Some media outlets may have jumped the gun earlier this week, but the United States has now suspended a recent food aid agreement with North Korea over its apparent intention to go ahead with a long-range missile launch next month.
The so-called Leap Day deal between the United States and North Korea would in effect have traded “a moratorium on long-range missile launches, nuclear tests, and nuclear activities at Yongbyon, including uranium enrichment activities” for 240,000 tons of food aid.
The news was confirmed yesterday by Peter R. Lavoy, acting assistant secretary of defense for Asian and Pacific security affairs and Army Gen. James D. Thurman, commander of U.S. Forces Korea, in testimony to members of the House Armed Services Committee.
“During those discussions, the United States made it very clear that a satellite launch would be a deal-breaker,” Lavoy told the committee.

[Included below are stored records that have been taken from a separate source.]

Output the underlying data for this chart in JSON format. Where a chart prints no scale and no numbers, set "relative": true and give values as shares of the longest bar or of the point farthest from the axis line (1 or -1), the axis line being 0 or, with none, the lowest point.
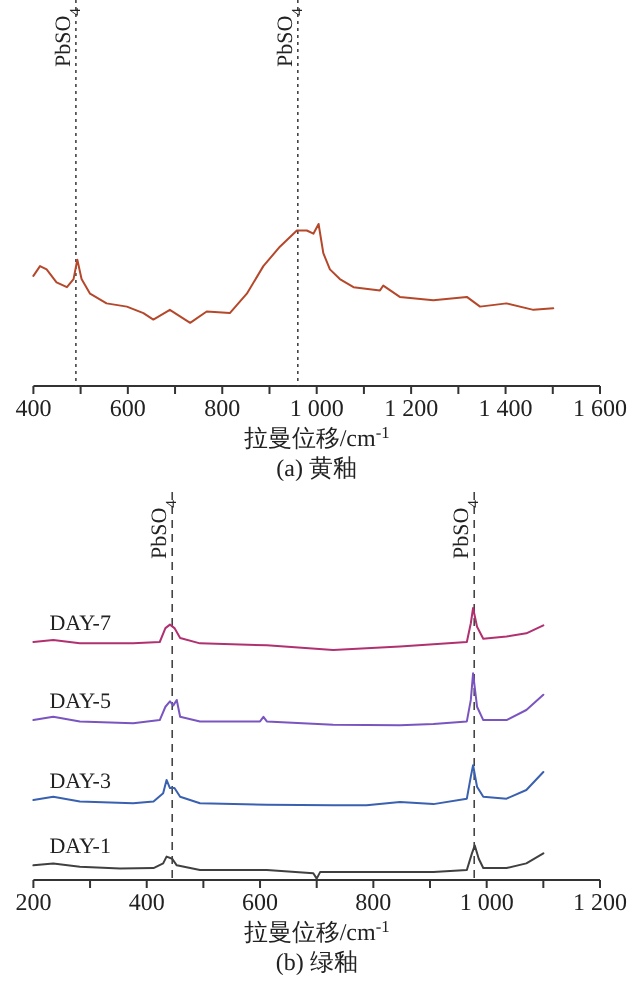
{
  "chart_data": [
    {
      "type": "line",
      "title": "(a) 黄釉",
      "xlabel": "拉曼位移/cm$^{-1}$",
      "relative": true,
      "xlim": [
        400,
        1600
      ],
      "xticks": [
        400,
        {
          "value": 500,
          "label": null
        },
        600,
        {
          "value": 700,
          "label": null
        },
        800,
        {
          "value": 900,
          "label": null
        },
        {
          "value": 1000,
          "label": "1 000"
        },
        {
          "value": 1100,
          "label": null
        },
        {
          "value": 1200,
          "label": "1 200"
        },
        {
          "value": 1300,
          "label": null
        },
        {
          "value": 1400,
          "label": "1 400"
        },
        {
          "value": 1500,
          "label": null
        },
        {
          "value": 1600,
          "label": "1 600"
        }
      ],
      "x": [
        400,
        414,
        428,
        449,
        471,
        485,
        493,
        502,
        520,
        555,
        598,
        633,
        654,
        689,
        732,
        767,
        816,
        852,
        887,
        922,
        958,
        979,
        993,
        1004,
        1014,
        1028,
        1049,
        1078,
        1134,
        1141,
        1176,
        1247,
        1318,
        1346,
        1402,
        1459,
        1501
      ],
      "values": [
        0.68,
        0.74,
        0.72,
        0.64,
        0.61,
        0.66,
        0.78,
        0.66,
        0.57,
        0.51,
        0.49,
        0.45,
        0.41,
        0.47,
        0.39,
        0.46,
        0.45,
        0.57,
        0.74,
        0.86,
        0.96,
        0.96,
        0.94,
        1,
        0.82,
        0.72,
        0.66,
        0.61,
        0.59,
        0.62,
        0.55,
        0.53,
        0.55,
        0.49,
        0.51,
        0.47,
        0.48
      ],
      "color": "#b5482a",
      "ref_lines": [
        {
          "axis": "x",
          "value": 490,
          "label": "PbSO$_{4}$",
          "line_style": "dotted"
        },
        {
          "axis": "x",
          "value": 960,
          "label": "PbSO$_{4}$",
          "line_style": "dotted"
        }
      ]
    },
    {
      "type": "line",
      "title": "(b) 绿釉",
      "xlabel": "拉曼位移/cm$^{-1}$",
      "relative": true,
      "xlim": [
        200,
        1200
      ],
      "xticks": [
        200,
        {
          "value": 300,
          "label": null
        },
        400,
        {
          "value": 500,
          "label": null
        },
        600,
        {
          "value": 700,
          "label": null
        },
        800,
        {
          "value": 900,
          "label": null
        },
        {
          "value": 1000,
          "label": "1 000"
        },
        {
          "value": 1100,
          "label": null
        },
        {
          "value": 1200,
          "label": "1 200"
        }
      ],
      "series": [
        {
          "name": "DAY-7",
          "color": "#b03070",
          "x": [
            200,
            235,
            282,
            376,
            423,
            433,
            441,
            449,
            459,
            494,
            612,
            729,
            847,
            965,
            972,
            976,
            983,
            994,
            1035,
            1070,
            1100
          ],
          "values": [
            0.875,
            0.882,
            0.87,
            0.87,
            0.875,
            0.926,
            0.939,
            0.926,
            0.89,
            0.87,
            0.863,
            0.846,
            0.858,
            0.875,
            0.944,
            1.0,
            0.931,
            0.887,
            0.895,
            0.907,
            0.936
          ]
        },
        {
          "name": "DAY-5",
          "color": "#7a55c0",
          "x": [
            200,
            235,
            282,
            376,
            423,
            433,
            441,
            447,
            453,
            459,
            494,
            600,
            606,
            612,
            729,
            847,
            906,
            965,
            972,
            976,
            983,
            994,
            1035,
            1070,
            1100
          ],
          "values": [
            0.588,
            0.6,
            0.583,
            0.576,
            0.588,
            0.637,
            0.657,
            0.642,
            0.662,
            0.6,
            0.583,
            0.583,
            0.6,
            0.583,
            0.571,
            0.569,
            0.574,
            0.583,
            0.662,
            0.76,
            0.637,
            0.588,
            0.588,
            0.625,
            0.681
          ]
        },
        {
          "name": "DAY-3",
          "color": "#3a60b0",
          "x": [
            200,
            235,
            282,
            376,
            412,
            429,
            435,
            441,
            449,
            459,
            494,
            612,
            729,
            788,
            847,
            906,
            965,
            972,
            976,
            983,
            994,
            1035,
            1070,
            1100
          ],
          "values": [
            0.294,
            0.306,
            0.289,
            0.282,
            0.289,
            0.319,
            0.368,
            0.338,
            0.338,
            0.306,
            0.282,
            0.277,
            0.275,
            0.275,
            0.287,
            0.279,
            0.299,
            0.38,
            0.422,
            0.343,
            0.306,
            0.299,
            0.331,
            0.397
          ]
        },
        {
          "name": "DAY-1",
          "color": "#404040",
          "x": [
            200,
            235,
            282,
            353,
            412,
            429,
            435,
            445,
            453,
            494,
            612,
            694,
            700,
            706,
            788,
            906,
            965,
            974,
            979,
            986,
            994,
            1035,
            1070,
            1100
          ],
          "values": [
            0.054,
            0.061,
            0.049,
            0.042,
            0.044,
            0.061,
            0.086,
            0.078,
            0.054,
            0.037,
            0.037,
            0.025,
            0.005,
            0.029,
            0.029,
            0.029,
            0.037,
            0.098,
            0.127,
            0.078,
            0.044,
            0.044,
            0.061,
            0.098
          ]
        }
      ],
      "ref_lines": [
        {
          "axis": "x",
          "value": 445,
          "label": "PbSO$_{4}$",
          "line_style": "dashed"
        },
        {
          "axis": "x",
          "value": 978,
          "label": "PbSO$_{4}$",
          "line_style": "dashed"
        }
      ]
    }
  ]
}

Lavoy and Thurman explained U.S. officials had worked to “delink” humanitarian aid and political concerns, but they defended the decision to suspend the deal due to North Korean actions.
“The fact that North Korea so brazenly violated commitments that it just so recently agreed to…indicates that they’re not reliable,” Lavoy explained. “We cannot expect them to meet…the commitments that they've agreed to that are associated with the provision of nutritional assistance to the needy population in their country.”
North Korea has declared the launch part of a “peaceful space program.” Reports have indicated that North Korea had already moved its long-range ballistic rocket to a northwestern launch site. The rocket, Kwangmyongsong-3 or Bright Star -3, is expected to be launched sometimes between April 12 and 16. North Korea has described the launch as nothing more than the deployment of a “earth observation satellite.”
“It's regrettable that the food aid is not moving forward,” Lavoy added. “The North Korean population really needs nutritional assistance. And we're prepared to provide that to North Korea.”